Mr. Head went on to do good and bad records with and without Laswell, and to successfully - questionably laudably - bridge the gap between hair metal and the avant garde. With his personal mythology (hideously ugly, raised by chickens) and his cartoon mystique (white death mask, KFC bucket), he's made himself an emigma. Like Kiss, the Residents or Carlton the doorman - there's nothing quite like not showing your face to make people want to see you.

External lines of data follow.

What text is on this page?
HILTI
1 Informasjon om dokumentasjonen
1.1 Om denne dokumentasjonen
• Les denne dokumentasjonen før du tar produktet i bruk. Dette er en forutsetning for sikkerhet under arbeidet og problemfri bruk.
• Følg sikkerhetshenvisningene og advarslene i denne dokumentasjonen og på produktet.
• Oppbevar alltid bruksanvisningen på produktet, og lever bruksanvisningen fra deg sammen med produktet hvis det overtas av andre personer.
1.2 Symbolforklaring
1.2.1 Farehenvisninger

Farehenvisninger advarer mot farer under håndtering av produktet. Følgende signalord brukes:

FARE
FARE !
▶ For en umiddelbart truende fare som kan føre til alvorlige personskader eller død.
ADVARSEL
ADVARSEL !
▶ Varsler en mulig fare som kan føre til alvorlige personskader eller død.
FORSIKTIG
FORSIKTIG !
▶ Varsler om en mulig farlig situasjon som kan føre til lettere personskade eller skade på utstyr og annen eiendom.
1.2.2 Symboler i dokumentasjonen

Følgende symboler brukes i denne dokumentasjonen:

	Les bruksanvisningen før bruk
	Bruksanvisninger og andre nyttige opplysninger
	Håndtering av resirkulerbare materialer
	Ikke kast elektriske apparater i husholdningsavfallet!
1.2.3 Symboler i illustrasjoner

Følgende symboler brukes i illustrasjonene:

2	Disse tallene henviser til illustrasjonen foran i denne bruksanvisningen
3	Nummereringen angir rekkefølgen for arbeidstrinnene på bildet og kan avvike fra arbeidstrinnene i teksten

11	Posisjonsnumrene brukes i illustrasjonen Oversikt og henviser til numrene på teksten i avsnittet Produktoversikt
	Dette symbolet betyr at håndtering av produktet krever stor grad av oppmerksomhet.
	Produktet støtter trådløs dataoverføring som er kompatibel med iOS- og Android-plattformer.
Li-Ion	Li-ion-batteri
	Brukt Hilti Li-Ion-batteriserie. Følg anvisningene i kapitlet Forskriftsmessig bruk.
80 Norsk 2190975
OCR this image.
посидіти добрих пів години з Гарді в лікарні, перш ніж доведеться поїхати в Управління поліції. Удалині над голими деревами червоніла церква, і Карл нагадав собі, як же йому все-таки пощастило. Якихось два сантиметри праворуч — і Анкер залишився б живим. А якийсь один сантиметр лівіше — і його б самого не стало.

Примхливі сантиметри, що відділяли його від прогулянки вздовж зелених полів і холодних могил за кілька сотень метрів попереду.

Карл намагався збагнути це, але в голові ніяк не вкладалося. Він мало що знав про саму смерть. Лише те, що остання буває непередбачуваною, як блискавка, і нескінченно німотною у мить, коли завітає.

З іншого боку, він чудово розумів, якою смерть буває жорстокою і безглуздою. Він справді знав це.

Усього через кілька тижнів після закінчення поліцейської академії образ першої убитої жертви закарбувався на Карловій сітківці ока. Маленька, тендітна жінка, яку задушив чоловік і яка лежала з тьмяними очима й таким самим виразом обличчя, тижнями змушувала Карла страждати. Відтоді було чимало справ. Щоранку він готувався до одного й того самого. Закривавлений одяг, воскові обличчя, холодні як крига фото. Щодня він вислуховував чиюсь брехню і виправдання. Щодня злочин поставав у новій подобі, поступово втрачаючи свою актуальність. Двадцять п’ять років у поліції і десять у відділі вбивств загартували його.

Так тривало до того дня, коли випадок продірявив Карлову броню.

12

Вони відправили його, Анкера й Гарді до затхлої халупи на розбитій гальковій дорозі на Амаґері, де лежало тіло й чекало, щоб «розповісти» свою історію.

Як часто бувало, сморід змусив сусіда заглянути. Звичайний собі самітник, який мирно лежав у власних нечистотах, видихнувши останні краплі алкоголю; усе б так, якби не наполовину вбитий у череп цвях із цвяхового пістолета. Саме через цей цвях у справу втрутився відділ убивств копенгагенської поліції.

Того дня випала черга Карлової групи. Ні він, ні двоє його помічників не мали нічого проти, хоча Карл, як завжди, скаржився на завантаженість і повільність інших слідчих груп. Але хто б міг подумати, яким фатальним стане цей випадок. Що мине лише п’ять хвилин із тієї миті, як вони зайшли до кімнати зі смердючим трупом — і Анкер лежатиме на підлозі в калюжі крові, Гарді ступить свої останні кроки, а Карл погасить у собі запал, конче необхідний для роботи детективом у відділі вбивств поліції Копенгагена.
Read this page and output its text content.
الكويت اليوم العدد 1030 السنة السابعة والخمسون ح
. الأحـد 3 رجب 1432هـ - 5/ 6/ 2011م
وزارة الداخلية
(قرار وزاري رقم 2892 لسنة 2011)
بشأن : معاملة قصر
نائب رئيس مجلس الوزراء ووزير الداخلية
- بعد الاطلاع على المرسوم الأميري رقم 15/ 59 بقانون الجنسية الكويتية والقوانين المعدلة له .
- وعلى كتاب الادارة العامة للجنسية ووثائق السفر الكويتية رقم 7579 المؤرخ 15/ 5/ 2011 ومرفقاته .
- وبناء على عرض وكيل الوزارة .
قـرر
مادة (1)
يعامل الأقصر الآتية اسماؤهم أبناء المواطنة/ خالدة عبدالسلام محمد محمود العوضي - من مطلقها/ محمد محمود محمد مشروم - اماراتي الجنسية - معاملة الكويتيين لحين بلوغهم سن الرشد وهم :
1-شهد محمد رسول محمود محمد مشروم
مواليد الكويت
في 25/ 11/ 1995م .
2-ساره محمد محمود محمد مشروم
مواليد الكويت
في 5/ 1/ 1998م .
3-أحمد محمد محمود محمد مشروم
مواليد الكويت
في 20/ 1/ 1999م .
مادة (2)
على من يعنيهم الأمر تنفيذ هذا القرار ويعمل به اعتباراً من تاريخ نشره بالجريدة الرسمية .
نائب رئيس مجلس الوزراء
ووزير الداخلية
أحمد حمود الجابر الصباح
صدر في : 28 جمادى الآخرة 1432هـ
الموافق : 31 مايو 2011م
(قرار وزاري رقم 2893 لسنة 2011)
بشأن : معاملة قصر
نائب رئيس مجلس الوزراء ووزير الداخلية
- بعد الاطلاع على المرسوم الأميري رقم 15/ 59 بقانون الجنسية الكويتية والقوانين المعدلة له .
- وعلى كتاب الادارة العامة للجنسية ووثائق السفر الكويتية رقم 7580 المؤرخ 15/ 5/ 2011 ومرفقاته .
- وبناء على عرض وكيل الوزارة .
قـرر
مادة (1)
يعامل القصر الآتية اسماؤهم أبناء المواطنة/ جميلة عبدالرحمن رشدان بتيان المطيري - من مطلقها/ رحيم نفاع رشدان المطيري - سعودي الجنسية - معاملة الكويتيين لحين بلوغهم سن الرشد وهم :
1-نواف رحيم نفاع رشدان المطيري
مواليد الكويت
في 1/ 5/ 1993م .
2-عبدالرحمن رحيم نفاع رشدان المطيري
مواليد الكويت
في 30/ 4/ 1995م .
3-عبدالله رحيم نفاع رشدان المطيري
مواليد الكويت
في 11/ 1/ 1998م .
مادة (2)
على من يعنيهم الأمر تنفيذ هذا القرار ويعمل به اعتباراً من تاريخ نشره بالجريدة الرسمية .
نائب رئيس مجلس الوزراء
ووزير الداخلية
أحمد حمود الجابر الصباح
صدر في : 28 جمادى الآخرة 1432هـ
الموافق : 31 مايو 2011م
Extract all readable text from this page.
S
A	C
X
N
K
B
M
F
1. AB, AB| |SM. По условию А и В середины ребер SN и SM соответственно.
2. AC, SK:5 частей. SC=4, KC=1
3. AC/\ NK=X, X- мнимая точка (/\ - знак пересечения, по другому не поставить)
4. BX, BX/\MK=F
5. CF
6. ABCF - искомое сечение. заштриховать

Bucketheadland 2 trades on that faux mysterioso. It's a return to form, even if there wasn't really any form in the first place. The album envisions the deathly amusement park imagined on the previous disc. With something of a storyline - not really much more than an outline - it holds together better than the previous -land, or better than most of Bucket's records for that matter. There aren't quite tunes but instead a series of crunchy metal riffs interspersed with official announcements ("Bucketheadland would like to apologize for the whole escaped-Ferris-wheel fiasco. We're doing everything within our power to stop it from rolling.") and the accounts of satisfied park goers. It doesn't have the saccharine and perhaps sincere covers of the first Bucketheadland, wherein he does a nice solo reading of a Willy Wonka tune. But on occasion there are brief songs of sorts, children singing about playing with dead bodies and such, that actually rise (slightly) above the level of demented ditty.
Bootsy's presence here shouldn't sell the record. He and three others provide vocals, but it is the Bucketheadlandshow after all. And it's also the rare sequel that surpasses the original.